Bosch told him the combination on the room safe was 1492 and that it was not a default number. Whoever had locked Irving’s possessions in the safe had keyed the number in either randomly or intentionally.
“Christopher Columbus,” Chu said.
“What do you mean?”
“Harry, I’m the foreigner. Don’t you know your history lessons? ‘In fourteen hundred ninety-two Columbus sailed the ocean blue’—remember?”
“Yeah, sure. Columbus. But what’s it have to do with this?”
It seemed like a stretch to Bosch that the discovery of America was the inspiration for the combination.
“And that’s not even the oldest date connected to this thing,” Chu added excitedly.
“What are you talking about?”
“The hotel, Harry. The Chateau Marmont is a duplicate of a French chateau built in the thirteenth century in the Loire Valley.”
“Okay, so?”
“I looked it up on Google. That’s what I was doing on my phone. Turns out that back then, the average height of Western Europeans was five foot three. So if they copied that place, that would explain why the balcony walls are so short.”

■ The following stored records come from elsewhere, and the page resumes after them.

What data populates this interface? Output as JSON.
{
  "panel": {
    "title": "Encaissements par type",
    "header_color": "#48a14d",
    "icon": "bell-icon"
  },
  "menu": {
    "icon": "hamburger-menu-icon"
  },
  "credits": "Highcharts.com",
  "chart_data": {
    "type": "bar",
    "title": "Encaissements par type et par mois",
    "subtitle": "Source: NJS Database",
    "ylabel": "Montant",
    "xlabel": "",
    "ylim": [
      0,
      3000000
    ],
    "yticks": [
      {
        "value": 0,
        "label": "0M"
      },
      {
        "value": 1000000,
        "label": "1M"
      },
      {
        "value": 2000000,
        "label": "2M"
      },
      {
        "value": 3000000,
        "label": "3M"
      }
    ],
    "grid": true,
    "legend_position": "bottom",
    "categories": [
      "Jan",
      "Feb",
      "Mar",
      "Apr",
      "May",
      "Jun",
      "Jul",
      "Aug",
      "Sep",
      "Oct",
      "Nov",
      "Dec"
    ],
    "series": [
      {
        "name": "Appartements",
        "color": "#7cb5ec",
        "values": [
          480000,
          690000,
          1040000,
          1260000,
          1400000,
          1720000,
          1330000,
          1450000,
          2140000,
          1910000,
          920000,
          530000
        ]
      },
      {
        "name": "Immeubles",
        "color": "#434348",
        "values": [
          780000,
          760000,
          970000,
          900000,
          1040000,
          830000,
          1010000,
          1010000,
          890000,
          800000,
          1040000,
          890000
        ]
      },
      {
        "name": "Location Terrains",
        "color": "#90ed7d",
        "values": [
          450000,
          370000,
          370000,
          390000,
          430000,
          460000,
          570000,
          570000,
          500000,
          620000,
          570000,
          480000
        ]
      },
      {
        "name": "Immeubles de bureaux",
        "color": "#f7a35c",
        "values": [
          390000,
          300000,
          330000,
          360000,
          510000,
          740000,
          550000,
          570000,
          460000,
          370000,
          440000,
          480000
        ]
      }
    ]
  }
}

“The balustrades. But what’s that got to—”
“Accidental death, Harry. The guy comes out on the balcony to get some fresh air or something and goes right over the balcony. Do you know that Jim Morrison, that guy from the Doors, fell off a balcony there like that in nineteen seventy?”
“That’s great. What about a little more recently, Chu? Are you saying they have a—”
“No, there’s no history there. I’m just saying . . . you know.”
“No, I don’t know. What are you saying?”
“I’m saying that if we have to make this an accident so the chief and the powers that be are happy, then there’s our way to it.”
They had just crested the mountain and crossed Mulholland. They were now dropping down into Studio City, where George Irving had lived with his family. At the next street, Bosch jerked the wheel and pulled into Dona Pegita and stopped. He slammed the car into park and turned in his seat to confront his partner.
“What gave you the idea that we’re looking to appease the powers that be?”
Chu im
mediately became flustered.
“Well . . . I don’t . . . I’m just saying if we want—look, Harry, I’m not saying what happened. It’s just a possibility.”
“Possibility, my ass. He either checked in because he wanted to check out, or somebody drew him there, knocked him out and then dropped him. There was no accident and I’m not looking for anything but what really happened. If this guy offed himself, then he offed himself and the councilman has to live with it.”
“Okay, Harry.”
“I don’t want to hear about the Loire Valley or the Doors or anything else that is a distraction. There’s a good chance it wasn’t this guy’s idea to end up on the sidewalk at the Chateau Marmont. Right now it could go either way. And all politics aside, I’m going to find out.”
“I hear you, Harry. I didn’t mean anything, okay? I was just trying to help. Casting a big net. Remember, you told me that’s how it’s done.”
“Sure.”
Bosch turned forward again and dropped the car into drive. He made a U-turn and headed back to Laurel Canyon Boulevard. Chu desperately tried to change the subject.
“Was there anything on the call logs worth looking at?”
“No calls coming in. Irving called down to the garage about midnight and that was it.”
“What was that about?”
“We have to talk to the midnight man—he got out of there before we could hold him. They keep a log in the office down there and it says Irving called to ask him to see if he left his phone in his car. We found the phone in the safe, so either Irving was mistaken or the phone was left in the car and brought up to his room.”
They were silent for a moment as they considered the call to the garage. Finally, Chu spoke.
“Did you check out the car?”
“I did. There was nothing there.”
“Damn. I guess that would have made it easier, if there had been a note or something.”
“Yeah. But there wasn’t.”
“Too bad.”
“Yeah, too bad.”
They rode the rest of the way to George Irving’s home in silence.
When they got to the address that was on their victim’s driver’s license, Bosch saw a familiar Lincoln Town Car parked at the curb. The same two men were in the front. It meant Councilman Irving was on the premises. Bosch got ready for another face-to-face with the enemy.